We clinically classify them as Early Childhood Caries (ECC), which in Lay definition —Tooth decay in pre‐school children which is common, mostly untreated and can have profound impacts on children's lives. Clinically, we define it as — the presence of one or more decayed (non‐cavitated or cavitated lesions), missing (due to caries), or filled surfaces, in any primary tooth of a child under age six. The common question often is which toothpaste to prevent cavities.
Prevention of ECC (the resultant complication here of improper cleaning in infants and toddlers) requires multiple approaches and can be structured in three phases
A) Primary prevention includes improving oral health literacy of parents/caregivers and healthcare workers, limiting children's consumption of free sugar in drinks and foods, and daily exposure to fluorides.
B) Secondary prevention consists of the effective control of initial lesions prior to cavitation that may include more frequent fluoride varnish applications and applying pit and fissure sealants to susceptible molars.
C) Tertiary prevention includes the arrest of cavitated lesions and tooth‐preserving operative care.
When do we start using toothpastes?
IAPD (International Association of Pediatric Dentistry) recommends daily tooth brushing with fluoridated toothpaste (at least 1000 ppm) in all children, using an age‐appropriate amount of paste. This has been detailed in my immediate previous post.
Also, as previously emphasized, the first visit to a pediatric dentist needs to happen as soon as the first tooth erupts or by the child’s first birthday. Do not delay this. This counseling session is extremely vital for parents and caregivers understand and improvise if necessary,the preventive measures to dodge cavities.

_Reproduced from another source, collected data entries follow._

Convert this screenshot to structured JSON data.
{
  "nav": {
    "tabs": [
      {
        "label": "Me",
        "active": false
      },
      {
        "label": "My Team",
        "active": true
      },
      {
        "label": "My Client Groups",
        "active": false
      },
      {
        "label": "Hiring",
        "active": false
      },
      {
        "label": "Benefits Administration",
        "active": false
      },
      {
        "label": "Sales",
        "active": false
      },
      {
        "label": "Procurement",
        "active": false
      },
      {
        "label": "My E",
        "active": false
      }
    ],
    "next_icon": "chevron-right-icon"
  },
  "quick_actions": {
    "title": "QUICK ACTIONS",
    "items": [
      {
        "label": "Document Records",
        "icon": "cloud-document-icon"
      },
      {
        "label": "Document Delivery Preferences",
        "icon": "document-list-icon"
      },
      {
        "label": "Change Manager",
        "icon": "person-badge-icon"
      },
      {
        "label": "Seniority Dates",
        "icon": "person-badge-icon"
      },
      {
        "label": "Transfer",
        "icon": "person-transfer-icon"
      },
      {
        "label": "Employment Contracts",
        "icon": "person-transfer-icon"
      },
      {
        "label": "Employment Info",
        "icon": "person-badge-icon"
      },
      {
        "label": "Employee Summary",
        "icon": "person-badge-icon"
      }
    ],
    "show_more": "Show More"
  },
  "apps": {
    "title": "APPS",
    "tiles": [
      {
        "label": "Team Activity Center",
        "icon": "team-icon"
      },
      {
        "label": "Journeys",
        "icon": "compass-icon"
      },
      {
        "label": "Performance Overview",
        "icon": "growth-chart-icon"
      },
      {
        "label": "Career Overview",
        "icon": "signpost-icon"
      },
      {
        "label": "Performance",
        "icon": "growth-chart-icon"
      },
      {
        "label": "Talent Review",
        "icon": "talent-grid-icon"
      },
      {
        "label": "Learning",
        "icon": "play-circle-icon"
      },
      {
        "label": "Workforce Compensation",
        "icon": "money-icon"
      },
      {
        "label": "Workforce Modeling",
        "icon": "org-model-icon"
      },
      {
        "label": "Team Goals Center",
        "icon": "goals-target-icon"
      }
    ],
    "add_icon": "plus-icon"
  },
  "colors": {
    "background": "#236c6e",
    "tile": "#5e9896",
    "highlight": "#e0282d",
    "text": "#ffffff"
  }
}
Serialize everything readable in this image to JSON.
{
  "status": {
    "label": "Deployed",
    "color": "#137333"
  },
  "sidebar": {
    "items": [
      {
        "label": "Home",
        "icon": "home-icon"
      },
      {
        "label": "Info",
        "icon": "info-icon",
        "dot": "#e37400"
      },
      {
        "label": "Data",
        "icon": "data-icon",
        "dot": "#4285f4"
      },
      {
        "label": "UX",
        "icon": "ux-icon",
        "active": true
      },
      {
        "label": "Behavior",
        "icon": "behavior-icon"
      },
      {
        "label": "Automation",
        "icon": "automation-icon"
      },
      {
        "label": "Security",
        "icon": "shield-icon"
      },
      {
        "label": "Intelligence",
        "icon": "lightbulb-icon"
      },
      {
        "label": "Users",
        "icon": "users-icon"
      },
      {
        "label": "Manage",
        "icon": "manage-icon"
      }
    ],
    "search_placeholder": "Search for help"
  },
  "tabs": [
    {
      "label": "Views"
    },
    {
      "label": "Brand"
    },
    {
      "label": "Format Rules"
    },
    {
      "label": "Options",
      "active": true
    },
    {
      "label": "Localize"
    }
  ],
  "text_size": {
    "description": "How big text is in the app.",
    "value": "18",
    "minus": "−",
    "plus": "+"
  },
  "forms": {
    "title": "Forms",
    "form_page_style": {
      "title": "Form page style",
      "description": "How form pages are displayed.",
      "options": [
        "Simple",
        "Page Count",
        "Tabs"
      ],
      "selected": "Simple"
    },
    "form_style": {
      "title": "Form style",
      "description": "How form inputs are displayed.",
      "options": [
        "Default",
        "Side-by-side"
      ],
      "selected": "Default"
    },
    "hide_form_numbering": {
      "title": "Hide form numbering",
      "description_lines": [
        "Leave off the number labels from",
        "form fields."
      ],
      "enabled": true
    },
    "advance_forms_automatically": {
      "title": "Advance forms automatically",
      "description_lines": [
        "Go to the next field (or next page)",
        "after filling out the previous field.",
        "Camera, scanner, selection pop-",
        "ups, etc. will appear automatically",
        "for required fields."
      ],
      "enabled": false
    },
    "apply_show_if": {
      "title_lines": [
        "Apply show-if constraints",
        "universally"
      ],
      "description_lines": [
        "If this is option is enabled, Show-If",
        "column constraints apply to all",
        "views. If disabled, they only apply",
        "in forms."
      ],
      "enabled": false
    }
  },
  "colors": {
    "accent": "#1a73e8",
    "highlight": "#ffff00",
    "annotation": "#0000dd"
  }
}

Now, to keep your child’s mouth as clean as possible, use a soft cloth to wipe his or her gums clean from the start. As soon as the first tooth erupts, begin brushing them with a soft, child-sized toothbrush and a fluoride toothpaste about the size of rice grain. This will help spread the fluoride onto teeth without your child swallowing too much, since he or she can’t really spit yet. Once your child becomes better at spitting (about age 3), use a pea-sized amount of toothpaste and have your child spit after brushing. Keep helping your child brush until at least age five or six.
Why the toothpaste with Fluoride matters?
There is a global consensus that regular use of fluoride (F) toothpaste constitutes a cornerstone in child dental health. In fact, a global survey revealed that most experts addressed F toothpaste as the main reason for the dramatic decline in caries during the last decade of the 20th century. Moreover, toothpaste is probably the most readily available form of F and tooth brushing is a convenient and approved habit in most cultures. Working groups within national Health Technology Agencies have independently and in parallel presented strong scientific evidence that daily tooth brushing with F toothpaste is the most cost-effective, self-applied method to prevent caries at practically all ages.
Do we need to worry if my child swallows toothpaste with fluoride?
Not if you are using the recommended amount of toothpaste for your child’s age and supervising their brushing to prevent unnecessary swallowing. Fluoride toothpaste is recommended for babies and toddlers by the IAPD, ISPPD, AAP, AAPD and ADA.